И все же, несмотря на это огорчение, сердце отдохнуло у Газенфусслейна, когда он вошел в печатню и увидел знакомые, привычные, милые вещи: станки, талеры, кассы, рашкеты, книги на полке. В углу комнаты находился его собственный стол, — здесь была главная радость: Тобиас-Вильгельм Газенфусслейн собственноручно набирал, нарочно для того отлитыми буквами, Священное Писание по редчайшему старинному образцу: по 36-строчной Библии, выпущенной в Майнце Пфистером. Рядом лежали и книга, и последняя страница набора, кончавшаяся словами: «Pereat dies in qua natus sum et nox in qua dictum est conceptus est homo. Dies illa vertetur in tenebras».[245] Газенфусслейн только вздохнул, в тысячный раз полюбовавшись образцом: дивным наполнением листа, красотой букв, буквой i с полукружком вместо точки, знаками препинания не внизу строчки, а повыше, на уровне средины букв. Подмастерья ему говорили, что он и сам набирает не хуже Пфистера, но Газенфусслейн только с досадой слушал столь нелепую похвалу: знал, что секрет великих мастеров потерян. Он сел у стола и радостно улыбнулся: скоро можно будет совсем вернуться от мушкетов к любимому делу, столь милому и полезному людям.
В соседней комнате, под кастрюлей с супом из овощей, лежала записочка от Эли. Она поздравляла дядю с великой радостью, сообщала, что мяса, к сожалению, достать не удалось, и очень просила простить ее: у нее разболелась голова, и как раз за ней зашли Марта с Магдой, — дядя не будет ни сердиться, ни беспокоиться, правда? а в аугсбургском Петрарке для дяди лежит письмо, а ждать ее не надо, дядя, верно, очень устал. Тобиас-Вильгельм Газенфусслейн расчувствовался: в самом деле, после этих трех ужасных дней, бедная девочка могла немного погулять с друзьями.
Письмо было от профессора Ионгмана, и говорилось в нем о розенкрейцерских делах. В выражениях темных для непосвященного профессор извещал Газенфусслейна, что следующий съезд состоится в Италии или в Праге, но когда, еще не известно, во всяком случае, не очень скоро. Ионгман собирался в Рим, а на обратном пути рассчитывал побывать в богемских и в немецких землях, быть может, и в Магдебурге. Письмо было очень бодрое. Профессор не скрывал от себя, что нерадостно положение в мире, особенно в Германии, но он отнюдь не терял надежды и верил все крепче: невидимые спасут мир, и торжество правды близко.
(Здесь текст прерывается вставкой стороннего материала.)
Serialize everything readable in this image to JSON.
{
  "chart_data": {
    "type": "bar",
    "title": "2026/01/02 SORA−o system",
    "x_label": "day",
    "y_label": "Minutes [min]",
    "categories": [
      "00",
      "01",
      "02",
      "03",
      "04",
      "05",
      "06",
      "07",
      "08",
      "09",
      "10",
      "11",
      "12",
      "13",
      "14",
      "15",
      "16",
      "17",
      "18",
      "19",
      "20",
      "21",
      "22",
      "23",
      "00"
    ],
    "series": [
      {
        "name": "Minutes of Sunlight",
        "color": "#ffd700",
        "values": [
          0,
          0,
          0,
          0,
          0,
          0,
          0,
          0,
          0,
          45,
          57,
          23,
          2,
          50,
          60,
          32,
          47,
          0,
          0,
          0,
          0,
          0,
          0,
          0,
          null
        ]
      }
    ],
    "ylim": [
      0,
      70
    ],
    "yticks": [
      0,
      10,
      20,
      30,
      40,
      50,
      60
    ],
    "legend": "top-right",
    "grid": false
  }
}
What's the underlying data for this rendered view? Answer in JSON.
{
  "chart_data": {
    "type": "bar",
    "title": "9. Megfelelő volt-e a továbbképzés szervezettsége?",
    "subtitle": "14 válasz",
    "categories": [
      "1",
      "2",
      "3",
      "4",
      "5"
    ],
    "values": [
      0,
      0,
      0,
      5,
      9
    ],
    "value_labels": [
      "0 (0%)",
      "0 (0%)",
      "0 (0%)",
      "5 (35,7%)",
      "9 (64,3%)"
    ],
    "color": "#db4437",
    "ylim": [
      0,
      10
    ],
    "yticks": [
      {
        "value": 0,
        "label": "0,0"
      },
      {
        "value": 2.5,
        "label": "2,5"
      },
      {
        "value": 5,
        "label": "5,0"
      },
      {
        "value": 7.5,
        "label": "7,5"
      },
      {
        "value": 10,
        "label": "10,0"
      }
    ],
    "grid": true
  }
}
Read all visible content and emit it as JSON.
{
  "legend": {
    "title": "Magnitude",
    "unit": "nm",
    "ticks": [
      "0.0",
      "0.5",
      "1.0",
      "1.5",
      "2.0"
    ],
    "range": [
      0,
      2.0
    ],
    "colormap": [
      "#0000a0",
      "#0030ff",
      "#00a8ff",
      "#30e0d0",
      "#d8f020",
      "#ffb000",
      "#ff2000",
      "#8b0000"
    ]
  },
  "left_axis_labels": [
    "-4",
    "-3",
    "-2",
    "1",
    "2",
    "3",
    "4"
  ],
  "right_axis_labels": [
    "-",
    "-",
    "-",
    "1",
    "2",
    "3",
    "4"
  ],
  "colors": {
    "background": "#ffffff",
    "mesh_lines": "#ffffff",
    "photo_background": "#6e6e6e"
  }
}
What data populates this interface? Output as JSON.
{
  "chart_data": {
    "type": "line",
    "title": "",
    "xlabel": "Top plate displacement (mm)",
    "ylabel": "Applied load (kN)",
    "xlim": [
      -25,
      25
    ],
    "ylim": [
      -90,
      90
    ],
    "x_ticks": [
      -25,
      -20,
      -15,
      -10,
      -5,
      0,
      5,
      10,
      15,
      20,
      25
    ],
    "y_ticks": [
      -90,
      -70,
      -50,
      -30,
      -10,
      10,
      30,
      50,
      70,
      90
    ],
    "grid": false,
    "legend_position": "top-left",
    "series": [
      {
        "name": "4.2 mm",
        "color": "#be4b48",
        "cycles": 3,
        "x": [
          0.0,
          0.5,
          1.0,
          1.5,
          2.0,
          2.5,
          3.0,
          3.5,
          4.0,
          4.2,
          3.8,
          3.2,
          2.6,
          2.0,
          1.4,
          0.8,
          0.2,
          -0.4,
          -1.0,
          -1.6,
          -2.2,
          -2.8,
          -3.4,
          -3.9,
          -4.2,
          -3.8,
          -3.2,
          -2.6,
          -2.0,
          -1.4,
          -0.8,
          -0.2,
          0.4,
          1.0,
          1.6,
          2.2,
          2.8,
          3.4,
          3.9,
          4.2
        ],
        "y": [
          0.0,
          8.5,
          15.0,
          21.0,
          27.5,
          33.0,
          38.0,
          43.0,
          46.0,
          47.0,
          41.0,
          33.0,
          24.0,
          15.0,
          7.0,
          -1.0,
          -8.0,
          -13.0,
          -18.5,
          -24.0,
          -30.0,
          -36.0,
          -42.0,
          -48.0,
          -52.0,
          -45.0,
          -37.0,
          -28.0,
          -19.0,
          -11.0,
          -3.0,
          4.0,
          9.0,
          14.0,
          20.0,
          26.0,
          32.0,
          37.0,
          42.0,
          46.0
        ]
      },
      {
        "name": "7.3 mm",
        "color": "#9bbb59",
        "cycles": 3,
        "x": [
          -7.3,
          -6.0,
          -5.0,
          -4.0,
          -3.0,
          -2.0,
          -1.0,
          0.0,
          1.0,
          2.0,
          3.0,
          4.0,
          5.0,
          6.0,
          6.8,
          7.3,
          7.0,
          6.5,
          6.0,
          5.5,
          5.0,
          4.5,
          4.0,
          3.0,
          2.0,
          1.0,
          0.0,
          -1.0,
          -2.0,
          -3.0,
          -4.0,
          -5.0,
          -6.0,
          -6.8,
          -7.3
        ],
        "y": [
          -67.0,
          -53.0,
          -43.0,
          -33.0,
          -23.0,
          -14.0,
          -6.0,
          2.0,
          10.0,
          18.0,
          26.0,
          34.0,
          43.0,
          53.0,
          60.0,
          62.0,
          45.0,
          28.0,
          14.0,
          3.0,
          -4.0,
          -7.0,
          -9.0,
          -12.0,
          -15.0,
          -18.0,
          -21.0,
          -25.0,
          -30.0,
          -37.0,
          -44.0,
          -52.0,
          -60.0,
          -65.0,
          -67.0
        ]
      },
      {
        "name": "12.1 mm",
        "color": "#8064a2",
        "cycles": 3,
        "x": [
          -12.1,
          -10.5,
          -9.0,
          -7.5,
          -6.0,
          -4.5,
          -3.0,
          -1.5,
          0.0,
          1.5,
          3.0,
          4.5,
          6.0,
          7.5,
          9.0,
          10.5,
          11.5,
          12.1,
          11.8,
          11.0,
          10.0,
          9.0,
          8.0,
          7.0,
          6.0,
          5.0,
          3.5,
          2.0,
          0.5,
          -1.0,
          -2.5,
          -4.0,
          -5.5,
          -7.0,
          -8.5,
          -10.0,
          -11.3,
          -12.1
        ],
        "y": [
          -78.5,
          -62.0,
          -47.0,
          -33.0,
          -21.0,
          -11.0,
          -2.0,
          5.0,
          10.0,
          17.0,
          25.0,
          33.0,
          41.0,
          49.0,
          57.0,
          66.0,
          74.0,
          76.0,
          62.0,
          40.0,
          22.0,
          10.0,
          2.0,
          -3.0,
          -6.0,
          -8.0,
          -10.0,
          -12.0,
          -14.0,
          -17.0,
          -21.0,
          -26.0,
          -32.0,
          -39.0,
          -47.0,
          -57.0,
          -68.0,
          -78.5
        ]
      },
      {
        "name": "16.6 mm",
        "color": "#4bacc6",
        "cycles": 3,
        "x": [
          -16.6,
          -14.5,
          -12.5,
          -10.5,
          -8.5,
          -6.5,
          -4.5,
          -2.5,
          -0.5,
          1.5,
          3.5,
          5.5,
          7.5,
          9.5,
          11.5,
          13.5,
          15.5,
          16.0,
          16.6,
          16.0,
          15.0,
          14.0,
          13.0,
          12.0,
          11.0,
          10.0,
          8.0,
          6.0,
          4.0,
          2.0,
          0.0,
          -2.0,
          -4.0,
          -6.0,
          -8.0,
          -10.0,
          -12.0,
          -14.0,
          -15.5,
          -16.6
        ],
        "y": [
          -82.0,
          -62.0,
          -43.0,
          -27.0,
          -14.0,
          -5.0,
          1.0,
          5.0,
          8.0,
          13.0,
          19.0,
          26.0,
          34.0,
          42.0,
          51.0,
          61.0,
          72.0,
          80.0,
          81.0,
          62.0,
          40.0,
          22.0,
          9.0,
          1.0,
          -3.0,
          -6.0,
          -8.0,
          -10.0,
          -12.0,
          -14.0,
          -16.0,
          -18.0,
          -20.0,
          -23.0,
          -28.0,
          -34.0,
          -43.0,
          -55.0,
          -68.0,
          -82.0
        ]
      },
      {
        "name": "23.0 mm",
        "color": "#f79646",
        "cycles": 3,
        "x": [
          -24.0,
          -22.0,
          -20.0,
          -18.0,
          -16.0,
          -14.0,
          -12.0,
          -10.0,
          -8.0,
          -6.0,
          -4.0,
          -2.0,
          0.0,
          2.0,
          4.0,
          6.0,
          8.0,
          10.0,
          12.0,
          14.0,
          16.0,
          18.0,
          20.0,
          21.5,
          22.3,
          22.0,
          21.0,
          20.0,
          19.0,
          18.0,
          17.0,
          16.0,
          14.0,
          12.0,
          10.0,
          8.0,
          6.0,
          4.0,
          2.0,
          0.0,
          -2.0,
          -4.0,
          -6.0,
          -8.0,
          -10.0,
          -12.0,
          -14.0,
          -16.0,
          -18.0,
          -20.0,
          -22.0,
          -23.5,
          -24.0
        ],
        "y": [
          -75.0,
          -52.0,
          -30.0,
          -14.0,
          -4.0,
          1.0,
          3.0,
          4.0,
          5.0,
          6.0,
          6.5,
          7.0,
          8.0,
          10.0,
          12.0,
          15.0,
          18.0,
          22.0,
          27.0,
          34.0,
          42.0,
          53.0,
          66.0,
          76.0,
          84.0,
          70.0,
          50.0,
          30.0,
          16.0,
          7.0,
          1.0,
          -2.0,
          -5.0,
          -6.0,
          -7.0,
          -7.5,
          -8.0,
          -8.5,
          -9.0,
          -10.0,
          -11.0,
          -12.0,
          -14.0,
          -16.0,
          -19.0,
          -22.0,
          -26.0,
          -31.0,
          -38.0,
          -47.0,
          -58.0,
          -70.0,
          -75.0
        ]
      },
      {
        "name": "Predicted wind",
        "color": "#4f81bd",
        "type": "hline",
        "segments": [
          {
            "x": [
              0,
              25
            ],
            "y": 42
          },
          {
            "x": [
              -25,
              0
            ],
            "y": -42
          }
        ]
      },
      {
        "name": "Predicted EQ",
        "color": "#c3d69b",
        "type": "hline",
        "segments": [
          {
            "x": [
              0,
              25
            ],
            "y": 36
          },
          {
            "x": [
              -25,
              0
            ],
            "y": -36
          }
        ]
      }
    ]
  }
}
Тобиас-Вильгельм Газенфусслейн был душевно рад письму профессора Ионгмана. В тяжелое время особенно приятно было, что о нем не забыли друзья и что столь ученый человек нашел час, — послал ему весточку. В самом деле, ужасы пройдут, близится торжество правды. Непонятно было, кто доставил письмо? Впрочем, вести в город проскальзывали, несмотря на осаду.
После ужина Газенфусслейн с жаром помолился Богу и лег спать. Сквозь сон он услышал молодые голоса, веселый смех на улице: Эльза-Анна-Мария прощалась у дверей с друзьями. Тихо отворив дверь, Эли на цыпочках скользнула в свою комнату. Тобиас-Вильгельм Газенфусслейн собрался было ее окликнуть, но раздумал, чтобы не конфузить девочку: верно, час уже поздний. И очень хотелось ему спать после трех тяжелых ночей. Он тотчас снова заснул. Было уже совершенно светло, когда его разбудили страшные крики, шум, выстрелы…
Герольд, в черном шелковом костюме, с вышитым на груди гербом графа Тилли, остановился перед полком синих драгун и прочел приказ: на утро назначен генеральный штурм, — в нем участвовать и драгунам, оставить лошадей в обозе.
Волнение было и радостное, и тревожное: все понимали, что такое штурм Магдебурга, — уж из пяти человек быть одному мертвецу. Большая часть драгун провела ночь без сна: одни молились, другие точили оружие или писали письма, третьи пили до позднего часа. А Деверу лег спать как ни в чем не бывало и даже выпил за ужином не больше обычного. Он был очень смелый человек, с характером счастливым и беззаботным. В палатке, ложась на солому, подумал было, что могут завтра убить, и решил, что не страшно: значит, прямо попадет в рай. Представлял он себе ран неясно, да и размышлял о таких предметах мало и неохотно, но знал, что в раю будет хорошо. А вот если тяжело ранят? Вообразил на мгновение худшие из ран, — бывают и такие, что подобны насмешке над человеком, — но и на этих мыслях он не остановился: почему же ранят? Нет, не ранят.